Ahora bien, para volver sobre mis pasos, es mucho poder atajar nuestros deseos con los argumentos de la razón, o forzar nuestros miembros, por medio de la violencia, a mantenerse en el deber. Pero, azotarnos por el interés de nuestros vecinos, no ya deshacernos de la dulce pasión que nos halaga, del placer que sentimos al vernos agradables a otros, y amados y perseguidos por todos, sino también concebir odio y hastío por las gracias que son causa de esto, y condenar nuestra belleza porque otro se inflama con ella, son cosas de las que no he visto muchos ejemplos. Éste es uno: Espurina, un joven toscano,
b | Qualis gemma micat, fuluum quae diuidit aurum,
aut collo decus aut capiti, uel quale per artem
inclusum buxo aut Oricia terebintho,
lucet ebur;[37]
[Como la gema brilla, engarzada en rojo oro, adorno del cuello o de la cabeza, o como el marfil resplandece engastado con arte en boj o en terebinto de Orico];
a | que estaba dotado de una belleza singular y tan excesiva que los ojos más castos no podían soportar su fulgor castamente. No satisfecho con dejar sin auxilio tanta fiebre y tanto fuego como iba atizando por todas partes, cayó en una furiosa irritación en contra de sí mismo, y en contra de los ricos dones que la naturaleza le había acordado, como si debiera echárseles la culpa por la falta de otros, y despedazó y alteró, a fuerza de heridas que se hizo expresamente, y de cicatrices, la perfecta proporción y regularidad que la naturaleza había observado tan meticulosamente en su semblante.[38]

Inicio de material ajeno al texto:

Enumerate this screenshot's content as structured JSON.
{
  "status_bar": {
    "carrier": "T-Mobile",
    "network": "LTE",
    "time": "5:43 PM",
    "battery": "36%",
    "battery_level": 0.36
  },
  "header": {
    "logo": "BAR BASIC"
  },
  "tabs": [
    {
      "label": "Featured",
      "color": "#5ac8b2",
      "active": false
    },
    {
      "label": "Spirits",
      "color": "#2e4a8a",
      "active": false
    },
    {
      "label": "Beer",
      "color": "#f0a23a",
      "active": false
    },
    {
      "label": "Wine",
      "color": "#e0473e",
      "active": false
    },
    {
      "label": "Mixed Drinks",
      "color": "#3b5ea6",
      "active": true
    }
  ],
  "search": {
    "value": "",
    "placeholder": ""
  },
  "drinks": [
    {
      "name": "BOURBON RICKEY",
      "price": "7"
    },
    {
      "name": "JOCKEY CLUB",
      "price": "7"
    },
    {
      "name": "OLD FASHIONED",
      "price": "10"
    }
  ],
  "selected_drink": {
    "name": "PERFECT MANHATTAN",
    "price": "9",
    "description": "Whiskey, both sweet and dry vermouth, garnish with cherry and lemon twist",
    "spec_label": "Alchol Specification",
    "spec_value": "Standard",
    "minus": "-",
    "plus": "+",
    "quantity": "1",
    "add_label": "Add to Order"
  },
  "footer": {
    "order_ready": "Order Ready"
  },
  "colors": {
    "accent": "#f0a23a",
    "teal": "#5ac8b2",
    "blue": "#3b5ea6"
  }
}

c | Para decir mi opinión, admiro estas acciones más de lo que las honro; tales excesos son contrarios a mis reglas. El propósito fue bello y escrupuloso, pero, a mi juicio, un poco falto de prudencia. ¿Qué diremos si su fealdad sirvió después para arrojar a otros al pecado del desprecio y del odio, o de la envidia por la gloria de un mérito tan singular, o de la calumnia, al interpretar ese humor como si procediese de una ambición desquiciada? ¿Existe alguna forma de la cual el vicio no extraiga, si quiere, motivos para ejercitarse de una manera u otra? Era más justo, y también más glorioso, hacer de esos dones de Dios un objeto de virtud ejemplar y de orden. Quienes se sustraen a las obligaciones comunes y a ese número infinito de reglas espinosas, con tantos aspectos, que atan a un hombre de exacta probidad en la vida civil, se ahorran a mi entender un gran trabajo, por más aguda que sea la dureza particular que se impongan. Es en cierta manera morir para huir del esfuerzo de vivir bien. Pueden tener otro mérito; pero el mérito de la dificultad jamás me ha parecido que lo tengan, ni que, en cuanto a dificultad, exista nada más allá de mantenerse recto en medio de las oleadas de la multitud del mundo, dando respuesta y satisfaciendo lealmente a todos los aspectos de su tarea. Acaso es más fácil prescindir simplemente de todo el sexo que mantener una rectitud completa en compañía de la esposa. Y cabe arreglárselas con más despreocupación en la pobreza que en la abundancia empleada de manera justa. El uso guiado por la razón es más arduo que la abstinencia. La moderación es una virtud mucho más difícil que la resistencia. El vivir bien de Escipión el Joven tiene mil formas; el vivir bien de Diógenes tiene sólo una.[39] Ésta supera en inocencia a las vidas comunes en la misma medida que las excelentes y cumplidas la superan en utilidad y en fuerza.